Remove the old wiring
I was cautious about this at first until I realized how messed up the existing wiring actually was and that there was no point in trying to diagnose it further. Most importantly the insulation on the wiring gets old and starts crumbling when you try to work with it. It just isn’t worth it.
This isn’t very complicated and you will be able to figure this out with a good diagram. Just grab your cutters and go after it!
Safety first people. Put the trailer on a hard flat surface, hook it up to a vehicle and/or chock the tires so it doesn’t move, and make sure the wiring is disconnected from the tow vehicle before you cut any wires.
How do I wire the trailer brakes?
The trailer brake light kits don’t come with wires for brakes, so we are on our own for figuring this part out.
I think the reason the brake wire isn’t included is because it depends on your trailer setup. In my case it is a relatively short 16′ utility trailer with only one braking axle. If you have a super long RV with triple axles and brakes on each axle, you will need a heavier duty wire.
I ended up using 12 gauge wire which is plenty and probably a little overkill for my setup. 12 gauge should also be sufficient if you have two braking axles. However if you have a really long trailer, or it is heavy duty in some other way (7k lb axles, skid steer hauler, etc.), you should probably be on the safe side and use something closer to 10 gauge wire.
I found that Home Depot carries some 12/2 braided wire (don’t use solid or romex type house wiring in automotive applications) that is labeled as ‘Irrigation wiring’. It has a really tough insulation and is made for being buried, so I bet it will be acceptable here. It was ~.70 cents a foot when I bought it, so I was able to get out the door for around $15.
Most diagrams I found just had a 12 or 10 guage wire running to one terminal on the brake solenoid and the other side attached to the frame for ground. I went a little overkill and ran two 12 gauge wires to the brakes, one for power and the other for ground both of which were hooked into the junction box.
Mounting the junction box
I wanted this junction box to be secure, so I got fancy with it and busted out my welder. This is not necessary though. Find a non-load bearing piece of steel then drill a hole in it and either put a bolt through it or use a Nutsert.
Don’t know what a Nutsert is? Check out my other article: What is a RivetNut / Nutsert tool and how do I use it?
Yes… I know I told you to throw away all of the wire nuts and there is clearly two in my picture above. The wires coming off the solenoid were REALLY short and I was afraid to pull off the wire nuts that had been on there for years for fear of creating a lot more work for myself. I’ll put this on the future to do list when I have more motivation.
Wiring Function/Color list
Notice the picture above a wire comes out and attaches to the stud, it is a black 12 gauge wire but I put some white electrical tape on it for future reference. This is to give the junction box a ground to the trailer. The box is plastic and wouldn’t ground otherwise, It is not good practice to rely on the ball to ground the trailer back to the vehicle ESPECIALLY on a trailer with brakes. Please properly ground your junction box.
Trailer Registration Holder
Here is a neat tip from when I used to be a fleet manager. Commercial trailers usually have a handy holder at the front to hold DOT and registration documents. These things are cheap and waterproof.

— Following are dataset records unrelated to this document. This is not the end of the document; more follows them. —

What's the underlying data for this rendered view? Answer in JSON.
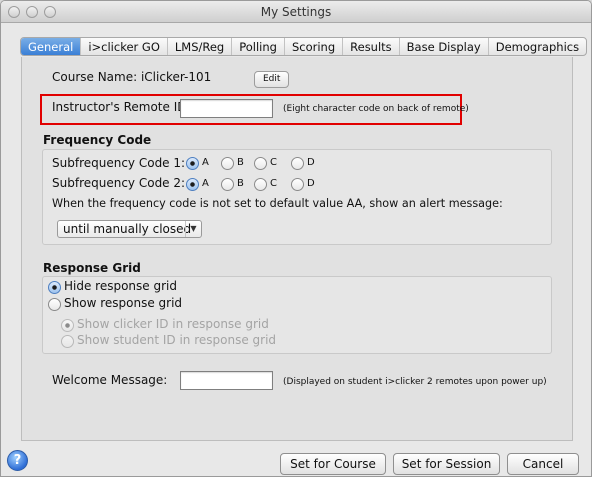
{
  "window": {
    "title": "My Settings"
  },
  "tabs": [
    {
      "label": "General",
      "active": true
    },
    {
      "label": "i>clicker GO",
      "active": false
    },
    {
      "label": "LMS/Reg",
      "active": false
    },
    {
      "label": "Polling",
      "active": false
    },
    {
      "label": "Scoring",
      "active": false
    },
    {
      "label": "Results",
      "active": false
    },
    {
      "label": "Base Display",
      "active": false
    },
    {
      "label": "Demographics",
      "active": false
    }
  ],
  "general": {
    "course_name_label": "Course Name: iClicker-101",
    "edit_button": "Edit",
    "remote_id_label": "Instructor's Remote ID:",
    "remote_id_value": "",
    "remote_id_note": "(Eight character code on back of remote)"
  },
  "frequency": {
    "header": "Frequency Code",
    "sub1_label": "Subfrequency Code 1:",
    "sub2_label": "Subfrequency Code 2:",
    "options": [
      "A",
      "B",
      "C",
      "D"
    ],
    "sub1_selected": "A",
    "sub2_selected": "A",
    "alert_text": "When the frequency code is not set to default value AA, show an alert message:",
    "alert_select_value": "until manually closed"
  },
  "response_grid": {
    "header": "Response Grid",
    "hide_label": "Hide response grid",
    "show_label": "Show response grid",
    "show_clicker_id": "Show clicker ID in response grid",
    "show_student_id": "Show student ID in response grid",
    "selected": "hide"
  },
  "welcome": {
    "label": "Welcome Message:",
    "value": "",
    "note": "(Displayed on student i>clicker 2 remotes upon power up)"
  },
  "buttons": {
    "help": "?",
    "set_for_course": "Set for Course",
    "set_for_session": "Set for Session",
    "cancel": "Cancel"
  },
  "colors": {
    "highlight_box": "#e10000",
    "active_tab": "#3a7fd6"
  }
}
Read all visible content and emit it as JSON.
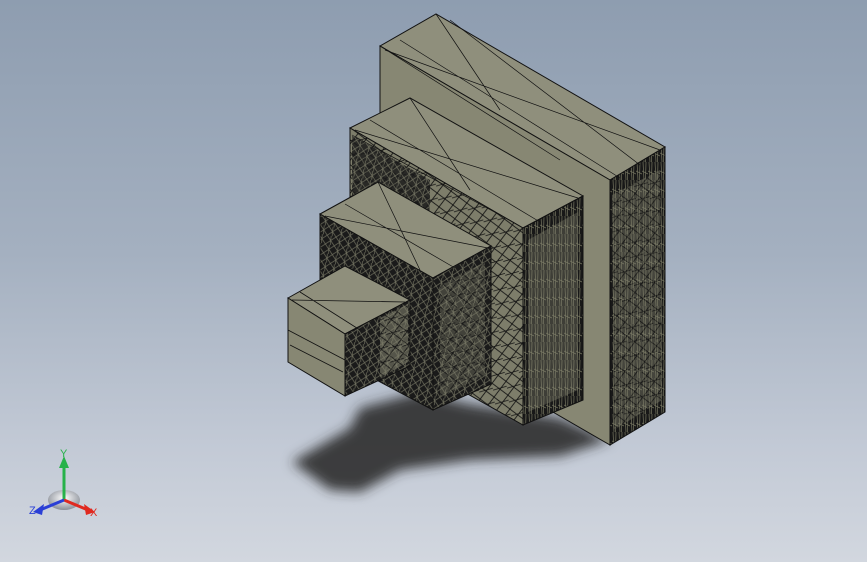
{
  "viewport": {
    "background_top": "#8e9db0",
    "background_bottom": "#d2d7df"
  },
  "model": {
    "face_color": "#878773",
    "top_color": "#8f8f7c",
    "edge_color": "#111111",
    "shadow_color": "#2d2d2d"
  },
  "triad": {
    "x_label": "X",
    "y_label": "Y",
    "z_label": "Z",
    "x_color": "#e0291f",
    "y_color": "#27b24a",
    "z_color": "#2a3fd6"
  }
}
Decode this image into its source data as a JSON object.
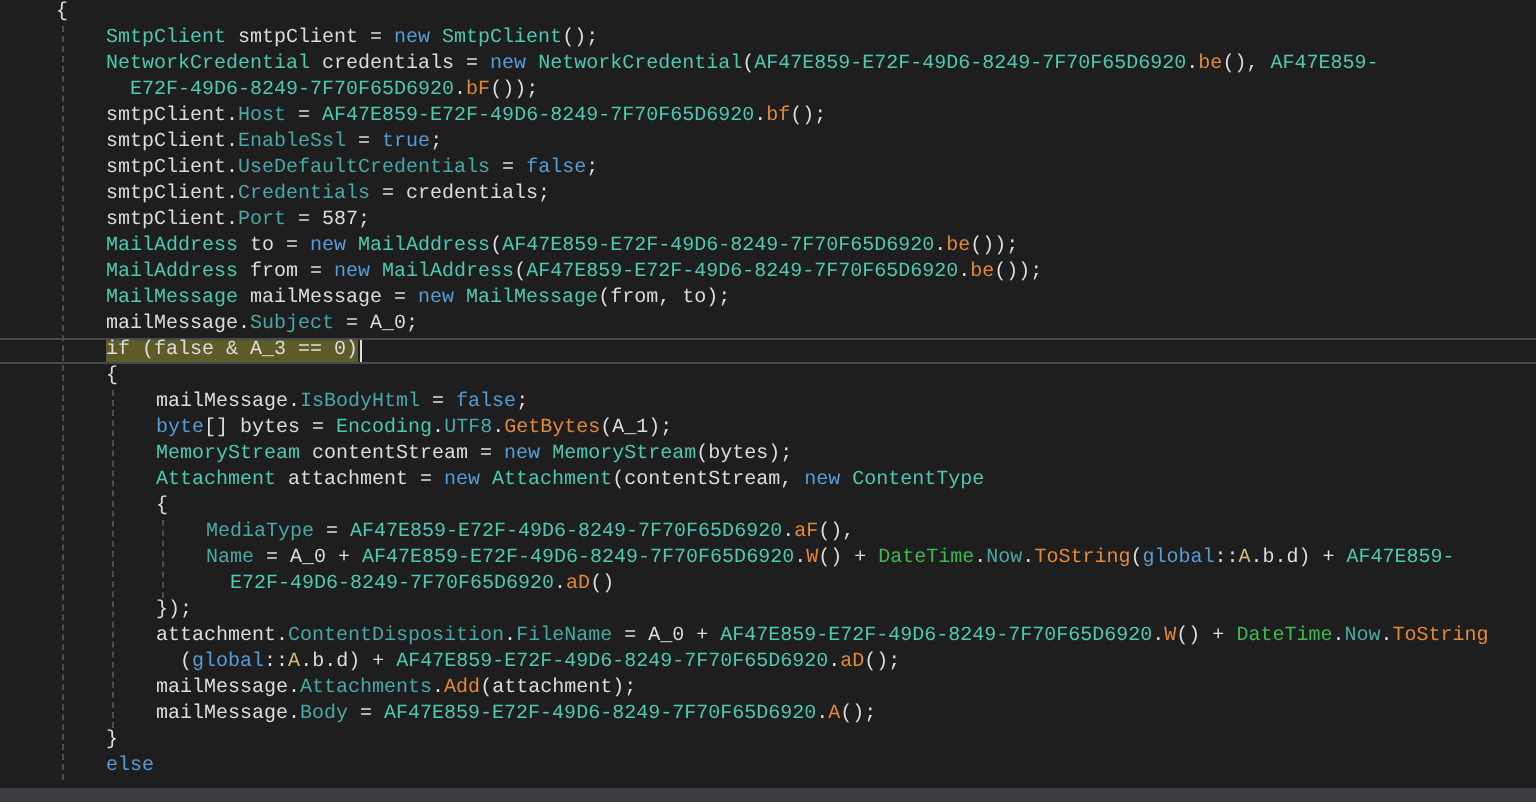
{
  "lines": [
    {
      "kind": "code",
      "tokens": [
        {
          "text": "{",
          "kind": "plain"
        }
      ],
      "children": [
        {
          "kind": "code",
          "tokens": [
            {
              "text": "SmtpClient",
              "kind": "type"
            },
            {
              "text": " smtpClient = ",
              "kind": "plain"
            },
            {
              "text": "new ",
              "kind": "keyword"
            },
            {
              "text": "SmtpClient",
              "kind": "type"
            },
            {
              "text": "();",
              "kind": "plain"
            }
          ]
        },
        {
          "kind": "code",
          "tokens": [
            {
              "text": "NetworkCredential",
              "kind": "type"
            },
            {
              "text": " credentials = ",
              "kind": "plain"
            },
            {
              "text": "new ",
              "kind": "keyword"
            },
            {
              "text": "NetworkCredential",
              "kind": "type"
            },
            {
              "text": "(",
              "kind": "plain"
            },
            {
              "text": "AF47E859-E72F-49D6-8249-7F70F65D6920",
              "kind": "type"
            },
            {
              "text": ".",
              "kind": "plain"
            },
            {
              "text": "be",
              "kind": "method"
            },
            {
              "text": "(), ",
              "kind": "plain"
            },
            {
              "text": "AF47E859-",
              "kind": "type"
            }
          ],
          "wrap": [
            {
              "text": "E72F-49D6-8249-7F70F65D6920",
              "kind": "type"
            },
            {
              "text": ".",
              "kind": "plain"
            },
            {
              "text": "bF",
              "kind": "method"
            },
            {
              "text": "());",
              "kind": "plain"
            }
          ]
        },
        {
          "kind": "code",
          "tokens": [
            {
              "text": "smtpClient.",
              "kind": "plain"
            },
            {
              "text": "Host",
              "kind": "property"
            },
            {
              "text": " = ",
              "kind": "plain"
            },
            {
              "text": "AF47E859-E72F-49D6-8249-7F70F65D6920",
              "kind": "type"
            },
            {
              "text": ".",
              "kind": "plain"
            },
            {
              "text": "bf",
              "kind": "method"
            },
            {
              "text": "();",
              "kind": "plain"
            }
          ]
        },
        {
          "kind": "code",
          "tokens": [
            {
              "text": "smtpClient.",
              "kind": "plain"
            },
            {
              "text": "EnableSsl",
              "kind": "property"
            },
            {
              "text": " = ",
              "kind": "plain"
            },
            {
              "text": "true",
              "kind": "keyword"
            },
            {
              "text": ";",
              "kind": "plain"
            }
          ]
        },
        {
          "kind": "code",
          "tokens": [
            {
              "text": "smtpClient.",
              "kind": "plain"
            },
            {
              "text": "UseDefaultCredentials",
              "kind": "property"
            },
            {
              "text": " = ",
              "kind": "plain"
            },
            {
              "text": "false",
              "kind": "keyword"
            },
            {
              "text": ";",
              "kind": "plain"
            }
          ]
        },
        {
          "kind": "code",
          "tokens": [
            {
              "text": "smtpClient.",
              "kind": "plain"
            },
            {
              "text": "Credentials",
              "kind": "property"
            },
            {
              "text": " = credentials;",
              "kind": "plain"
            }
          ]
        },
        {
          "kind": "code",
          "tokens": [
            {
              "text": "smtpClient.",
              "kind": "plain"
            },
            {
              "text": "Port",
              "kind": "property"
            },
            {
              "text": " = 587;",
              "kind": "plain"
            }
          ]
        },
        {
          "kind": "code",
          "tokens": [
            {
              "text": "MailAddress",
              "kind": "type"
            },
            {
              "text": " to = ",
              "kind": "plain"
            },
            {
              "text": "new ",
              "kind": "keyword"
            },
            {
              "text": "MailAddress",
              "kind": "type"
            },
            {
              "text": "(",
              "kind": "plain"
            },
            {
              "text": "AF47E859-E72F-49D6-8249-7F70F65D6920",
              "kind": "type"
            },
            {
              "text": ".",
              "kind": "plain"
            },
            {
              "text": "be",
              "kind": "method"
            },
            {
              "text": "());",
              "kind": "plain"
            }
          ]
        },
        {
          "kind": "code",
          "tokens": [
            {
              "text": "MailAddress",
              "kind": "type"
            },
            {
              "text": " from = ",
              "kind": "plain"
            },
            {
              "text": "new ",
              "kind": "keyword"
            },
            {
              "text": "MailAddress",
              "kind": "type"
            },
            {
              "text": "(",
              "kind": "plain"
            },
            {
              "text": "AF47E859-E72F-49D6-8249-7F70F65D6920",
              "kind": "type"
            },
            {
              "text": ".",
              "kind": "plain"
            },
            {
              "text": "be",
              "kind": "method"
            },
            {
              "text": "());",
              "kind": "plain"
            }
          ]
        },
        {
          "kind": "code",
          "tokens": [
            {
              "text": "MailMessage",
              "kind": "type"
            },
            {
              "text": " mailMessage = ",
              "kind": "plain"
            },
            {
              "text": "new ",
              "kind": "keyword"
            },
            {
              "text": "MailMessage",
              "kind": "type"
            },
            {
              "text": "(from, to);",
              "kind": "plain"
            }
          ]
        },
        {
          "kind": "code",
          "tokens": [
            {
              "text": "mailMessage.",
              "kind": "plain"
            },
            {
              "text": "Subject",
              "kind": "property"
            },
            {
              "text": " = A_0;",
              "kind": "plain"
            }
          ]
        },
        {
          "kind": "current",
          "tokens": [
            {
              "text": "if ",
              "kind": "match"
            },
            {
              "text": "(false & A_3 == 0)",
              "kind": "match"
            }
          ]
        },
        {
          "kind": "code",
          "tokens": [
            {
              "text": "{",
              "kind": "plain"
            }
          ],
          "children": [
            {
              "kind": "code",
              "tokens": [
                {
                  "text": "mailMessage.",
                  "kind": "plain"
                },
                {
                  "text": "IsBodyHtml",
                  "kind": "property"
                },
                {
                  "text": " = ",
                  "kind": "plain"
                },
                {
                  "text": "false",
                  "kind": "keyword"
                },
                {
                  "text": ";",
                  "kind": "plain"
                }
              ]
            },
            {
              "kind": "code",
              "tokens": [
                {
                  "text": "byte",
                  "kind": "keyword"
                },
                {
                  "text": "[] bytes = ",
                  "kind": "plain"
                },
                {
                  "text": "Encoding",
                  "kind": "type"
                },
                {
                  "text": ".",
                  "kind": "plain"
                },
                {
                  "text": "UTF8",
                  "kind": "property"
                },
                {
                  "text": ".",
                  "kind": "plain"
                },
                {
                  "text": "GetBytes",
                  "kind": "method"
                },
                {
                  "text": "(A_1);",
                  "kind": "plain"
                }
              ]
            },
            {
              "kind": "code",
              "tokens": [
                {
                  "text": "MemoryStream",
                  "kind": "type"
                },
                {
                  "text": " contentStream = ",
                  "kind": "plain"
                },
                {
                  "text": "new ",
                  "kind": "keyword"
                },
                {
                  "text": "MemoryStream",
                  "kind": "type"
                },
                {
                  "text": "(bytes);",
                  "kind": "plain"
                }
              ]
            },
            {
              "kind": "code",
              "tokens": [
                {
                  "text": "Attachment",
                  "kind": "type"
                },
                {
                  "text": " attachment = ",
                  "kind": "plain"
                },
                {
                  "text": "new ",
                  "kind": "keyword"
                },
                {
                  "text": "Attachment",
                  "kind": "type"
                },
                {
                  "text": "(contentStream, ",
                  "kind": "plain"
                },
                {
                  "text": "new ",
                  "kind": "keyword"
                },
                {
                  "text": "ContentType",
                  "kind": "type"
                }
              ]
            },
            {
              "kind": "code",
              "tokens": [
                {
                  "text": "{",
                  "kind": "plain"
                }
              ],
              "children": [
                {
                  "kind": "code",
                  "tokens": [
                    {
                      "text": "MediaType",
                      "kind": "property"
                    },
                    {
                      "text": " = ",
                      "kind": "plain"
                    },
                    {
                      "text": "AF47E859-E72F-49D6-8249-7F70F65D6920",
                      "kind": "type"
                    },
                    {
                      "text": ".",
                      "kind": "plain"
                    },
                    {
                      "text": "aF",
                      "kind": "method"
                    },
                    {
                      "text": "(),",
                      "kind": "plain"
                    }
                  ]
                },
                {
                  "kind": "code",
                  "tokens": [
                    {
                      "text": "Name",
                      "kind": "property"
                    },
                    {
                      "text": " = A_0 + ",
                      "kind": "plain"
                    },
                    {
                      "text": "AF47E859-E72F-49D6-8249-7F70F65D6920",
                      "kind": "type"
                    },
                    {
                      "text": ".",
                      "kind": "plain"
                    },
                    {
                      "text": "W",
                      "kind": "method"
                    },
                    {
                      "text": "() + ",
                      "kind": "plain"
                    },
                    {
                      "text": "DateTime",
                      "kind": "static"
                    },
                    {
                      "text": ".",
                      "kind": "plain"
                    },
                    {
                      "text": "Now",
                      "kind": "property"
                    },
                    {
                      "text": ".",
                      "kind": "plain"
                    },
                    {
                      "text": "ToString",
                      "kind": "method"
                    },
                    {
                      "text": "(",
                      "kind": "plain"
                    },
                    {
                      "text": "global",
                      "kind": "keyword"
                    },
                    {
                      "text": "::",
                      "kind": "plain"
                    },
                    {
                      "text": "A",
                      "kind": "alias"
                    },
                    {
                      "text": ".b.d) + ",
                      "kind": "plain"
                    },
                    {
                      "text": "AF47E859-",
                      "kind": "type"
                    }
                  ],
                  "wrap": [
                    {
                      "text": "E72F-49D6-8249-7F70F65D6920",
                      "kind": "type"
                    },
                    {
                      "text": ".",
                      "kind": "plain"
                    },
                    {
                      "text": "aD",
                      "kind": "method"
                    },
                    {
                      "text": "()",
                      "kind": "plain"
                    }
                  ]
                }
              ]
            },
            {
              "kind": "code",
              "tokens": [
                {
                  "text": "});",
                  "kind": "plain"
                }
              ]
            },
            {
              "kind": "code",
              "tokens": [
                {
                  "text": "attachment.",
                  "kind": "plain"
                },
                {
                  "text": "ContentDisposition",
                  "kind": "property"
                },
                {
                  "text": ".",
                  "kind": "plain"
                },
                {
                  "text": "FileName",
                  "kind": "property"
                },
                {
                  "text": " = A_0 + ",
                  "kind": "plain"
                },
                {
                  "text": "AF47E859-E72F-49D6-8249-7F70F65D6920",
                  "kind": "type"
                },
                {
                  "text": ".",
                  "kind": "plain"
                },
                {
                  "text": "W",
                  "kind": "method"
                },
                {
                  "text": "() + ",
                  "kind": "plain"
                },
                {
                  "text": "DateTime",
                  "kind": "static"
                },
                {
                  "text": ".",
                  "kind": "plain"
                },
                {
                  "text": "Now",
                  "kind": "property"
                },
                {
                  "text": ".",
                  "kind": "plain"
                },
                {
                  "text": "ToString",
                  "kind": "method"
                }
              ],
              "wrap": [
                {
                  "text": "(",
                  "kind": "plain"
                },
                {
                  "text": "global",
                  "kind": "keyword"
                },
                {
                  "text": "::",
                  "kind": "plain"
                },
                {
                  "text": "A",
                  "kind": "alias"
                },
                {
                  "text": ".b.d) + ",
                  "kind": "plain"
                },
                {
                  "text": "AF47E859-E72F-49D6-8249-7F70F65D6920",
                  "kind": "type"
                },
                {
                  "text": ".",
                  "kind": "plain"
                },
                {
                  "text": "aD",
                  "kind": "method"
                },
                {
                  "text": "();",
                  "kind": "plain"
                }
              ]
            },
            {
              "kind": "code",
              "tokens": [
                {
                  "text": "mailMessage.",
                  "kind": "plain"
                },
                {
                  "text": "Attachments",
                  "kind": "property"
                },
                {
                  "text": ".",
                  "kind": "plain"
                },
                {
                  "text": "Add",
                  "kind": "method"
                },
                {
                  "text": "(attachment);",
                  "kind": "plain"
                }
              ]
            },
            {
              "kind": "code",
              "tokens": [
                {
                  "text": "mailMessage.",
                  "kind": "plain"
                },
                {
                  "text": "Body",
                  "kind": "property"
                },
                {
                  "text": " = ",
                  "kind": "plain"
                },
                {
                  "text": "AF47E859-E72F-49D6-8249-7F70F65D6920",
                  "kind": "type"
                },
                {
                  "text": ".",
                  "kind": "plain"
                },
                {
                  "text": "A",
                  "kind": "method"
                },
                {
                  "text": "();",
                  "kind": "plain"
                }
              ]
            }
          ]
        },
        {
          "kind": "code",
          "tokens": [
            {
              "text": "}",
              "kind": "plain"
            }
          ]
        },
        {
          "kind": "code",
          "tokens": [
            {
              "text": "else",
              "kind": "keyword"
            }
          ]
        }
      ]
    }
  ]
}
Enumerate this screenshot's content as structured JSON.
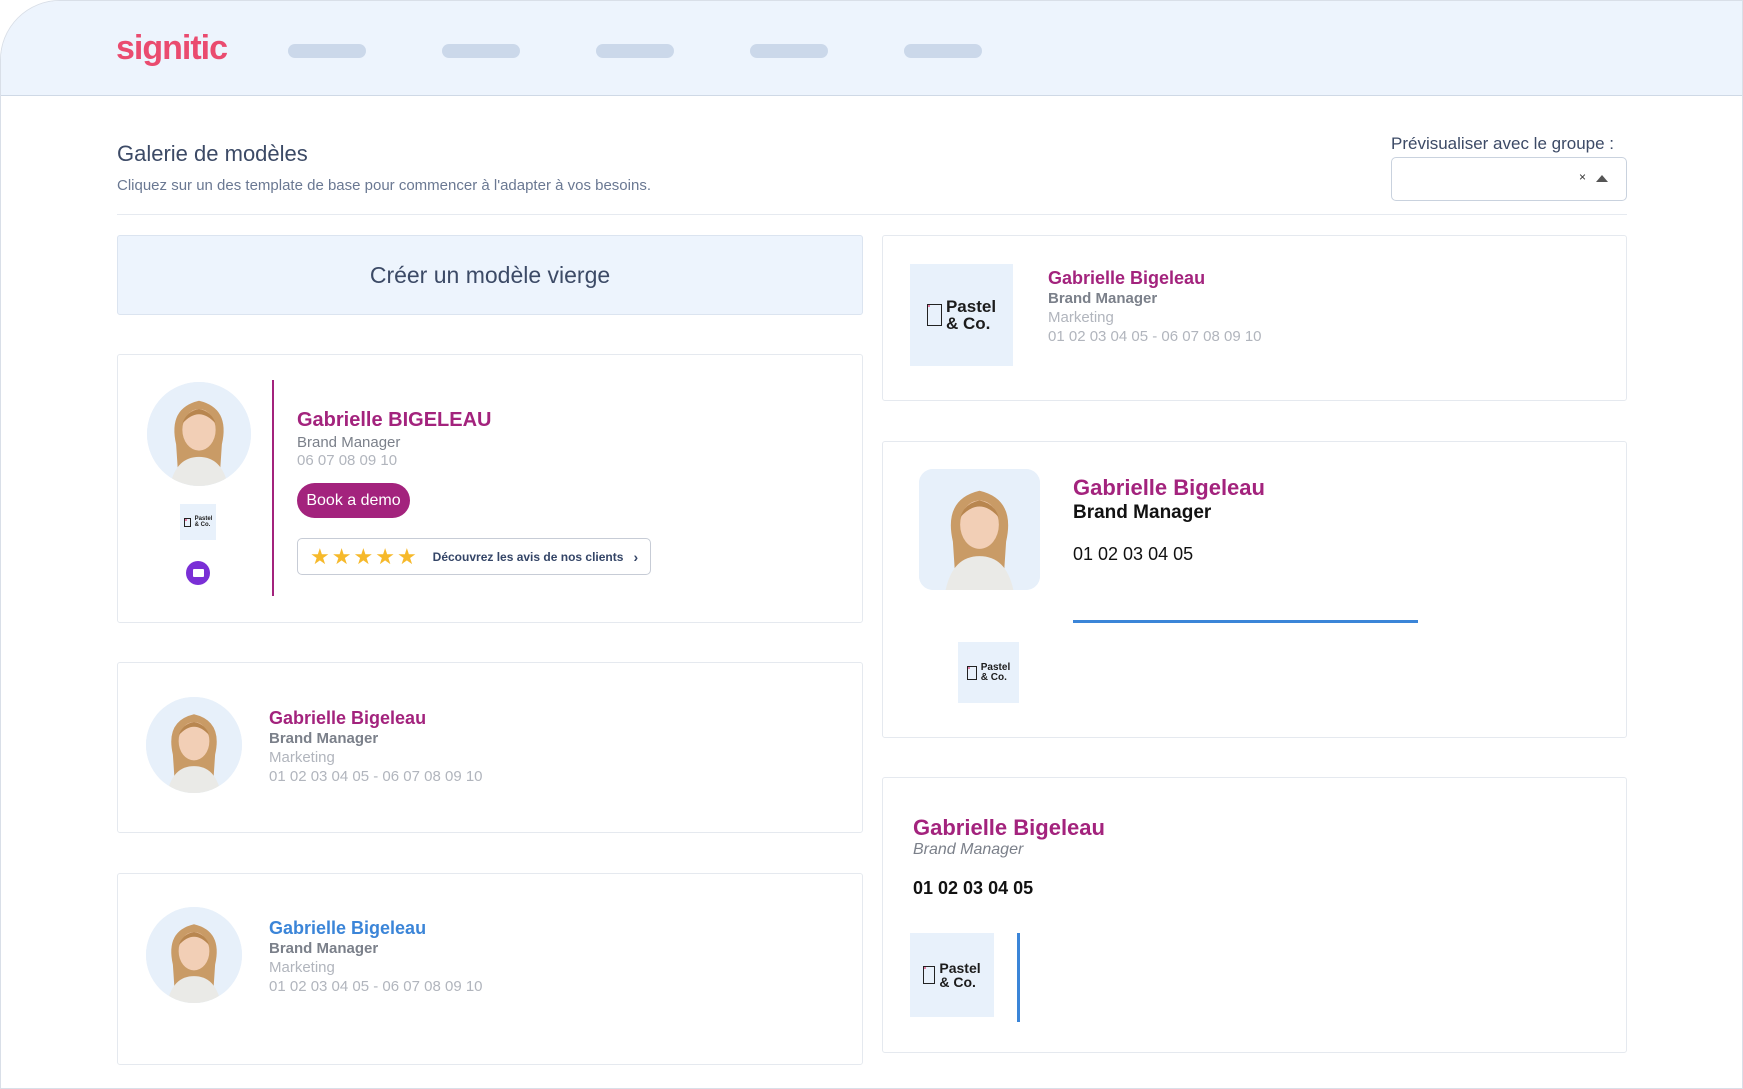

A couple of self tapping screws and you never have to worry if you are driving the vehicle that has your trailer registration or not. This is especially useful if a lot of people borrow your trailer.
This is a job that is totally DIY-able. A little bit bit sweat and some new parts from Amazon you can save yourself a lot of money. Don’t be afraid of it.
Hope this helps you with your project. Now YOU, go outside and work on something!